‘I,’ ‘Me,’ ‘My’—Obama Uses First Person Singular 91 Times in Speech on Immigration

By Terence P. Jeffrey | November 27, 2014 | 10:52 PM EST

President Barack Obama speaking on immigration in Chicago on Nov. 25, 2014. (AP Photo/Charles Rex Arbogast)

Leaving aside passages in which he quoted a Chicago pub owner and a letter from a citizen from Georgia, President Barack Obama used the first person singular—including the pronouns “I” and “me” and the adjective “my”—91 times in a speech he delivered in Chicago Tuesday to explain his unilateral action on immigration.

But as often as Obama used “I,” “me” and “my” in Chicago this week, it was no match for the speech he delivered in Austin, Texas, on July 10, when he used the first person singular 199 times.

In that Texas speech, however, Obama had not focused specifically on immigration policy. In that speech, Obama had explained his intention to act unilaterally wherever he could.

“It is lonely, me just doing stuff,” Obama said then.

“I don’t have to run for office again, so I can just let her rip,” he said.

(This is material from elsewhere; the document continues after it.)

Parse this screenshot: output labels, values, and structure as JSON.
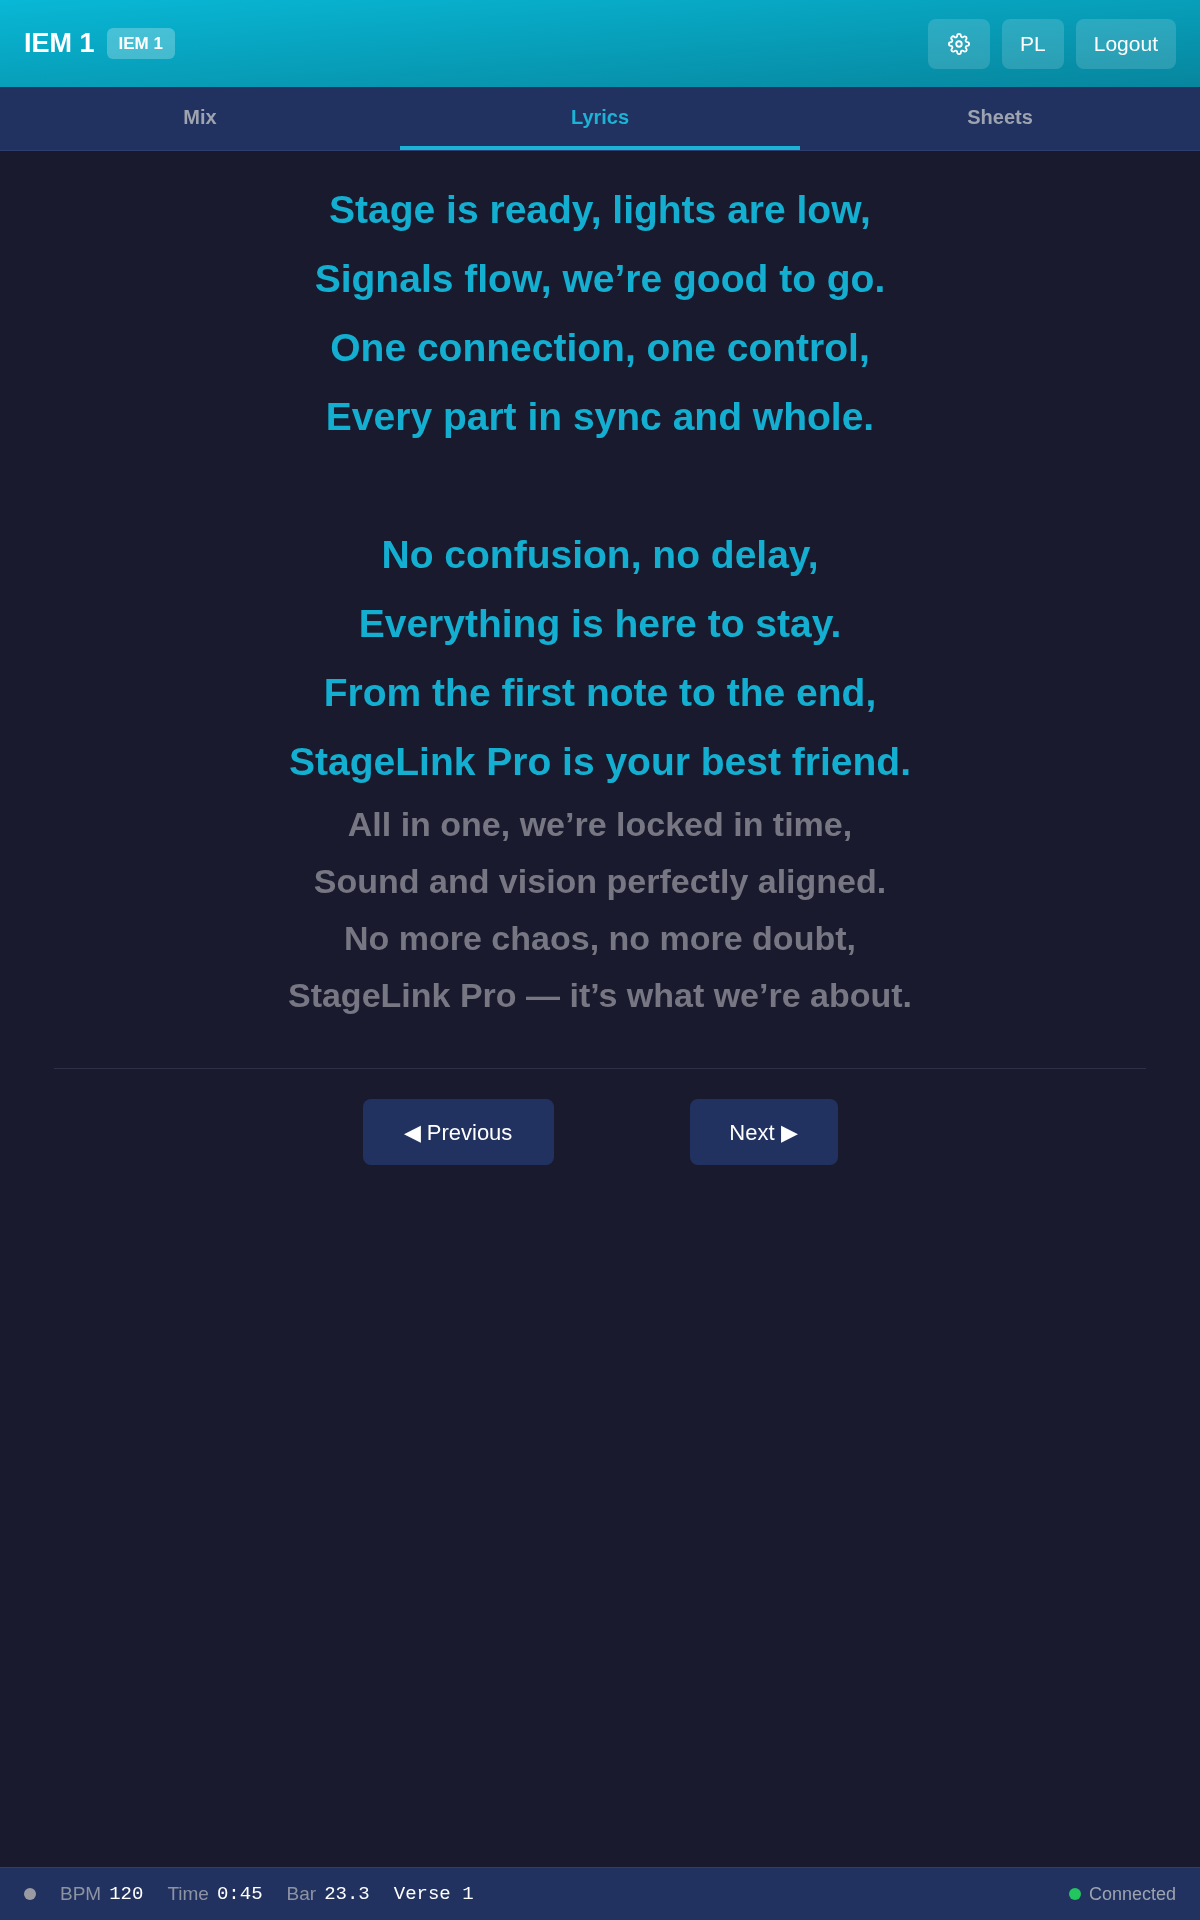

On Tuesday, in Chicago, Obama said: “This isn’t amnesty, or legalization, or even a pathway to citizenship--because that's not something I can do.”

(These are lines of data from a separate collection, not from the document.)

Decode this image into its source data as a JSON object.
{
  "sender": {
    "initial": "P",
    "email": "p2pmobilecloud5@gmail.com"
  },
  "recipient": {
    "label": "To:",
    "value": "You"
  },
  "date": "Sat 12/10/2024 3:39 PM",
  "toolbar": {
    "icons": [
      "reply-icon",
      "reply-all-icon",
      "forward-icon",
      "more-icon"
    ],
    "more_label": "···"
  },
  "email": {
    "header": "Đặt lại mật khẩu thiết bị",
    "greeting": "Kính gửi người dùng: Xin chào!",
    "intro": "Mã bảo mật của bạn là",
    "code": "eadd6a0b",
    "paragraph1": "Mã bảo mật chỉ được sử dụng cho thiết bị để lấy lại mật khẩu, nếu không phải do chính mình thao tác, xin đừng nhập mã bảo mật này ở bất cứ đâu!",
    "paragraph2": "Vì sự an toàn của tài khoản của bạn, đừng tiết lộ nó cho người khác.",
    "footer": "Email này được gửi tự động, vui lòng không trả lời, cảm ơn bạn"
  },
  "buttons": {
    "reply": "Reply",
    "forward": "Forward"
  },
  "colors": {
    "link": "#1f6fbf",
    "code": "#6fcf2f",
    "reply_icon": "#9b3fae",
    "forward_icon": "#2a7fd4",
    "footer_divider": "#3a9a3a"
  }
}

The number of times he resorted to the first person singular was significantly expanded by his decision to engage a group of hecklers in the crowd, who apparently did not believe he had gone far enough in his unilateral actions on immigration.

“I understand,” Obama told the hecklers, according to the White House transcript and video posted by C-SPAN.

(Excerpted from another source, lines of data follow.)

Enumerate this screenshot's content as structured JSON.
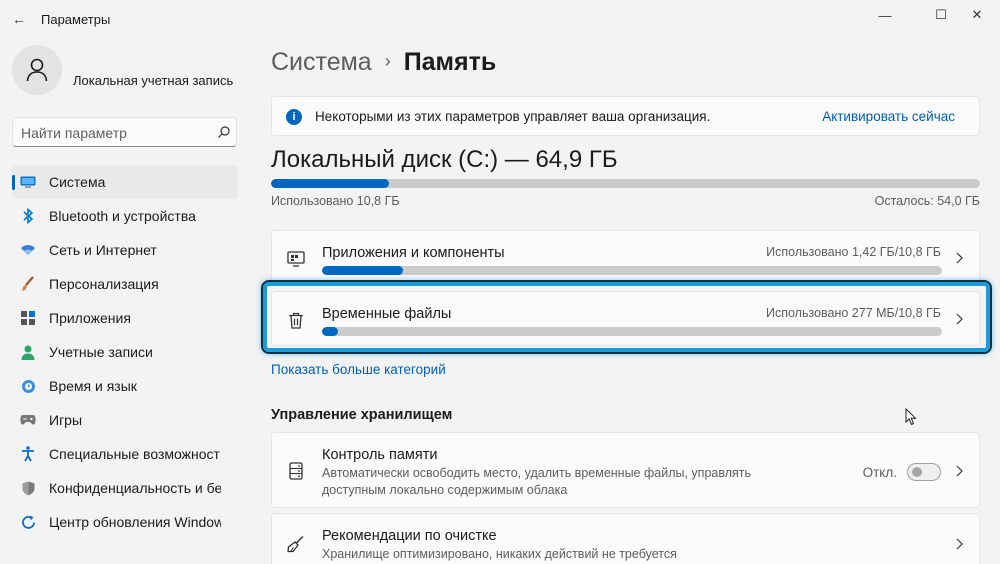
{
  "window": {
    "title": "Параметры",
    "back_glyph": "←",
    "minimize_glyph": "—",
    "maximize_glyph": "☐",
    "close_glyph": "✕"
  },
  "account": {
    "name": "Локальная учетная запись"
  },
  "search": {
    "placeholder": "Найти параметр"
  },
  "sidebar": {
    "items": [
      {
        "label": "Система",
        "icon": "system-icon",
        "active": true
      },
      {
        "label": "Bluetooth и устройства",
        "icon": "bluetooth-icon"
      },
      {
        "label": "Сеть и Интернет",
        "icon": "wifi-icon"
      },
      {
        "label": "Персонализация",
        "icon": "brush-icon"
      },
      {
        "label": "Приложения",
        "icon": "apps-icon"
      },
      {
        "label": "Учетные записи",
        "icon": "accounts-icon"
      },
      {
        "label": "Время и язык",
        "icon": "globe-clock-icon"
      },
      {
        "label": "Игры",
        "icon": "gamepad-icon"
      },
      {
        "label": "Специальные возможност",
        "icon": "accessibility-icon"
      },
      {
        "label": "Конфиденциальность и бе",
        "icon": "shield-icon"
      },
      {
        "label": "Центр обновления Window",
        "icon": "update-icon"
      }
    ]
  },
  "breadcrumb": {
    "parent": "Система",
    "separator": "›",
    "current": "Память"
  },
  "infobar": {
    "text": "Некоторыми из этих параметров управляет ваша организация.",
    "link": "Активировать сейчас"
  },
  "disk": {
    "title": "Локальный диск (C:) — 64,9 ГБ",
    "used_label": "Использовано 10,8 ГБ",
    "free_label": "Осталось: 54,0 ГБ",
    "used_fraction": 0.166
  },
  "categories": [
    {
      "title": "Приложения и компоненты",
      "meta": "Использовано 1,42 ГБ/10,8 ГБ",
      "fraction": 0.13,
      "icon": "apps-features-icon"
    },
    {
      "title": "Временные файлы",
      "meta": "Использовано 277 МБ/10,8 ГБ",
      "fraction": 0.025,
      "icon": "trash-icon"
    }
  ],
  "more_link": "Показать больше категорий",
  "storage_management": {
    "heading": "Управление хранилищем",
    "storage_sense": {
      "title": "Контроль памяти",
      "description": "Автоматически освободить место, удалить временные файлы, управлять доступным локально содержимым облака",
      "toggle_label": "Откл.",
      "enabled": false
    },
    "cleanup": {
      "title": "Рекомендации по очистке",
      "description": "Хранилище оптимизировано, никаких действий не требуется"
    }
  },
  "colors": {
    "accent": "#0067c0",
    "link": "#005fb8",
    "highlight": "#1e9bd7"
  }
}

“Here, can I just say this?” Obama said. “All right, I've listened to you.  I heard you.  I heard you. I heard you.  All right?  Now, I've been respectful.  I let you holler.  So let me--all right?  Nobody is removing you.  I've heard you.  But you’ve got to listen to me, too.”

“But what you're not paying attention to is the fact that I just took action to change the law,” Obama boasted to the hecklers.

“Some have said it was a mistake for me to act. But then others remind me why I had to,” Obama said later.

“The day I sign a comprehensive immigration bill into law, then the actions I take will no longer be necessary,” he said. “But in the meantime, I'm going to do what I can to make this system work better.”

Obama’s speech, according to the White House transcript, was approximately 4,200 words and lasted 33 minutes. That means that on average Obama used the first person singular every 46 words—or every 22 seconds.

President Abraham Lincoln’s Second Inaugural Address, in which he presented his understanding of the moral significance of the Civil War, was only 696 words long. In that speech, Lincoln used the first person singular once.